Conforme dados do Tribunal Superior Eleitoral (TSE), a Baixada Santista tem 332.078 cidadãos registrados com 60 anos ou mais. Pelas regras eleitorais, aqueles com mais de 70 anos não são obrigados a comparecer nas urnas. Esse recorte representa 46,2% do eleitorado regional alocado na terceira idade (ou 153.754 pessoas).

Maior colégio eleitoral da região, Santos concentra a fatia mais robusta desse público: são 101.122 santistas na faixa etária de maior risco à Covid-19 – o que representa 29,58% dos 341.867 eleitores. Caçula entre as cidades locais, Bertioga tem o menor índice de eleitores na terceira idade: são 8.088 pessoas, que representa 18,05% dos 44.814 aptos a comparecerem às urnas. (Veja relação completa abaixo).

O comportamento do vírus ainda assusta os mais velhos. “Estou em dúvida se exerço meu direito de votar ou se não vou no dia (da eleição). É a primeira vez que penso duas vezes em desistir de votar. Vamos acompanhar como fica essa pandemia”, diz a costureira aposentada Maria Conceição de Abreu, 87 anos. 

Mesmo dispensada de comparecer às urnas, a vicentina octogenária afirma não perder uma eleição desde a redemocraticação, no final da década de 1980. “É nossa obrigação. Ficamos muito tempo sem votar. Pena que depois do voto, são poucos aqueles que exercem a cidadania de cobrar dos políticos as promessas feitas”, diz. 

O cientista político e economista Fernando Chagas destaca que a corrida eleitoral de novembro pode ser marcada com novo recorde de abstenção. Além da pandemia, ele destaca o desencanto do eleitorado com os desdobramentos no cenário político.  
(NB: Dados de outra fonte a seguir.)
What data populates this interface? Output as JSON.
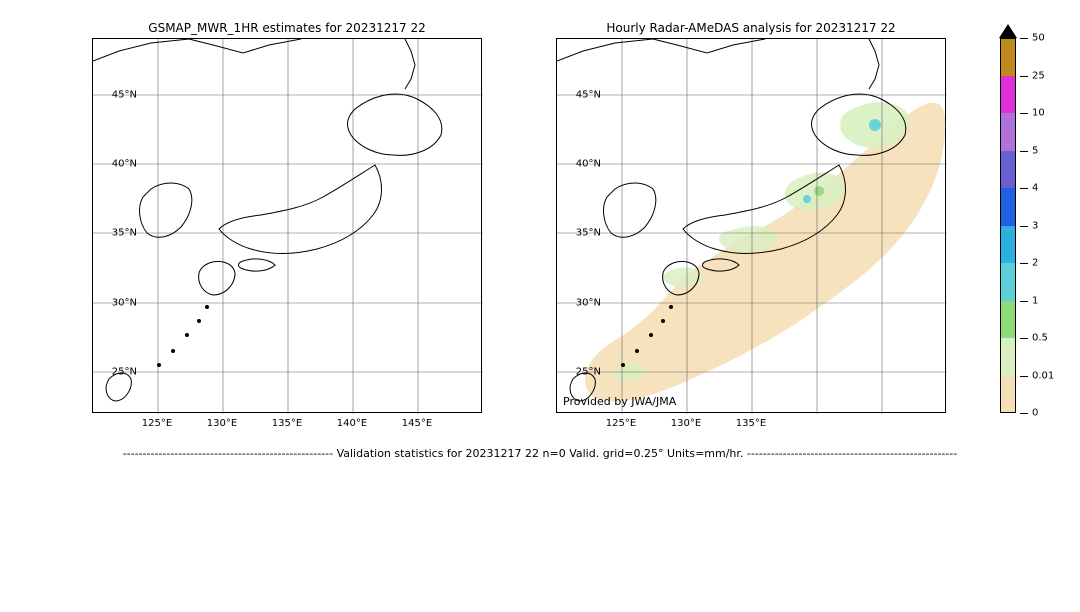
{
  "chart_data": [
    {
      "type": "heatmap",
      "title": "GSMAP_MWR_1HR estimates for 20231217 22",
      "xlabel": "",
      "ylabel": "",
      "x_ticks": [
        "125°E",
        "130°E",
        "135°E",
        "140°E",
        "145°E"
      ],
      "y_ticks": [
        "25°N",
        "30°N",
        "35°N",
        "40°N",
        "45°N"
      ],
      "xlim": [
        120,
        150
      ],
      "ylim": [
        22,
        49
      ],
      "grid": true,
      "series": [],
      "note": "No precipitation rendered in this panel (values below threshold)."
    },
    {
      "type": "heatmap",
      "title": "Hourly Radar-AMeDAS analysis for 20231217 22",
      "xlabel": "",
      "ylabel": "",
      "x_ticks": [
        "125°E",
        "130°E",
        "135°E"
      ],
      "y_ticks": [
        "25°N",
        "30°N",
        "35°N",
        "40°N",
        "45°N"
      ],
      "xlim": [
        120,
        150
      ],
      "ylim": [
        22,
        49
      ],
      "grid": true,
      "attribution": "Provided by JWA/JMA",
      "regions": [
        {
          "name": "coverage-swath",
          "approx_value_range": [
            0,
            0.01
          ],
          "desc": "Broad tan radar-coverage swath over Japan and offshore"
        },
        {
          "name": "light-precip",
          "approx_value_range": [
            0.01,
            0.5
          ],
          "desc": "Pale-green patches along Japan Sea coast, Tōhoku, Hokkaidō, Kyūshū, Ryūkyū"
        },
        {
          "name": "moderate-precip",
          "approx_value_range": [
            0.5,
            2
          ],
          "desc": "Small green/cyan spots over parts of Hokkaidō and northern Honshū"
        }
      ]
    }
  ],
  "colorbar": {
    "orientation": "vertical",
    "extend": "max",
    "levels": [
      0,
      0.01,
      0.5,
      1,
      2,
      3,
      4,
      5,
      10,
      25,
      50
    ],
    "tick_labels": [
      "0",
      "0.01",
      "0.5",
      "1",
      "2",
      "3",
      "4",
      "5",
      "10",
      "25",
      "50"
    ],
    "colors": [
      "#f5dfb6",
      "#d8efc0",
      "#8fd97a",
      "#5bd0d8",
      "#2db0e0",
      "#1f5fe0",
      "#6a5fd0",
      "#b072d8",
      "#e030d8",
      "#c08a20"
    ],
    "units": "mm/hr"
  },
  "footer": {
    "text": "Validation statistics for 20231217 22  n=0 Valid. grid=0.25° Units=mm/hr."
  }
}
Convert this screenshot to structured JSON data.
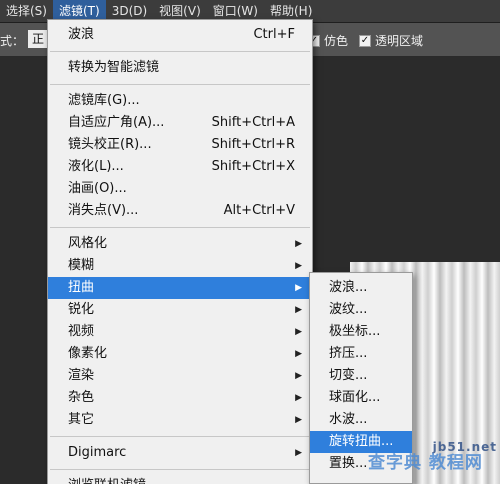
{
  "menubar": {
    "items": [
      {
        "label": "选择(S)"
      },
      {
        "label": "滤镜(T)",
        "active": true
      },
      {
        "label": "3D(D)"
      },
      {
        "label": "视图(V)"
      },
      {
        "label": "窗口(W)"
      },
      {
        "label": "帮助(H)"
      }
    ]
  },
  "options": {
    "mode_label": "式：",
    "mode_value": "正",
    "checkbox1_label": "仿色",
    "checkbox2_label": "透明区域",
    "checkbox1_checked": true,
    "checkbox2_checked": true
  },
  "filter_menu": {
    "items": [
      {
        "label": "波浪",
        "shortcut": "Ctrl+F"
      },
      {
        "label": "转换为智能滤镜"
      },
      {
        "label": "滤镜库(G)..."
      },
      {
        "label": "自适应广角(A)...",
        "shortcut": "Shift+Ctrl+A"
      },
      {
        "label": "镜头校正(R)...",
        "shortcut": "Shift+Ctrl+R"
      },
      {
        "label": "液化(L)...",
        "shortcut": "Shift+Ctrl+X"
      },
      {
        "label": "油画(O)..."
      },
      {
        "label": "消失点(V)...",
        "shortcut": "Alt+Ctrl+V"
      },
      {
        "label": "风格化",
        "submenu": true
      },
      {
        "label": "模糊",
        "submenu": true
      },
      {
        "label": "扭曲",
        "submenu": true,
        "highlighted": true
      },
      {
        "label": "锐化",
        "submenu": true
      },
      {
        "label": "视频",
        "submenu": true
      },
      {
        "label": "像素化",
        "submenu": true
      },
      {
        "label": "渲染",
        "submenu": true
      },
      {
        "label": "杂色",
        "submenu": true
      },
      {
        "label": "其它",
        "submenu": true
      },
      {
        "label": "Digimarc",
        "submenu": true
      },
      {
        "label": "浏览联机滤镜..."
      }
    ]
  },
  "distort_submenu": {
    "items": [
      {
        "label": "波浪..."
      },
      {
        "label": "波纹..."
      },
      {
        "label": "极坐标..."
      },
      {
        "label": "挤压..."
      },
      {
        "label": "切变..."
      },
      {
        "label": "球面化..."
      },
      {
        "label": "水波..."
      },
      {
        "label": "旋转扭曲...",
        "highlighted": true
      },
      {
        "label": "置换..."
      }
    ]
  },
  "watermark": {
    "text": "查字典 教程网",
    "site": "jb51.net"
  },
  "colors": {
    "highlight": "#2f7fdc",
    "menu_bg": "#f0f0f0",
    "menubar_bg": "#3c3c3c"
  }
}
“Novamente, a desilusão do povo brasileiro com a política e os políticos já aumentaria normalmente a abstenção, os votos nulos e brancos, causando uma diminuição sensível nos votos válidos dessa eleição”. Na corrida eleitoral de 2016, quando os atuais prefeitos e vereadores foram eleitos, a abstenção foi de 22,56% do eleitorado. 

Desafios 

As medidas para que não haja uma escalada de casos nos dias posteriores ao comparecimento popular nas urnas se somam às mudanças nas regras eleitorais. Isso porque a campanha desse ano será a primeira na sucessão de prefeitos com “tiro curto”, ou seja, aos pleiteantes terão apenas 45 dias para o tradicional corpo a corpo com o eleitorado. 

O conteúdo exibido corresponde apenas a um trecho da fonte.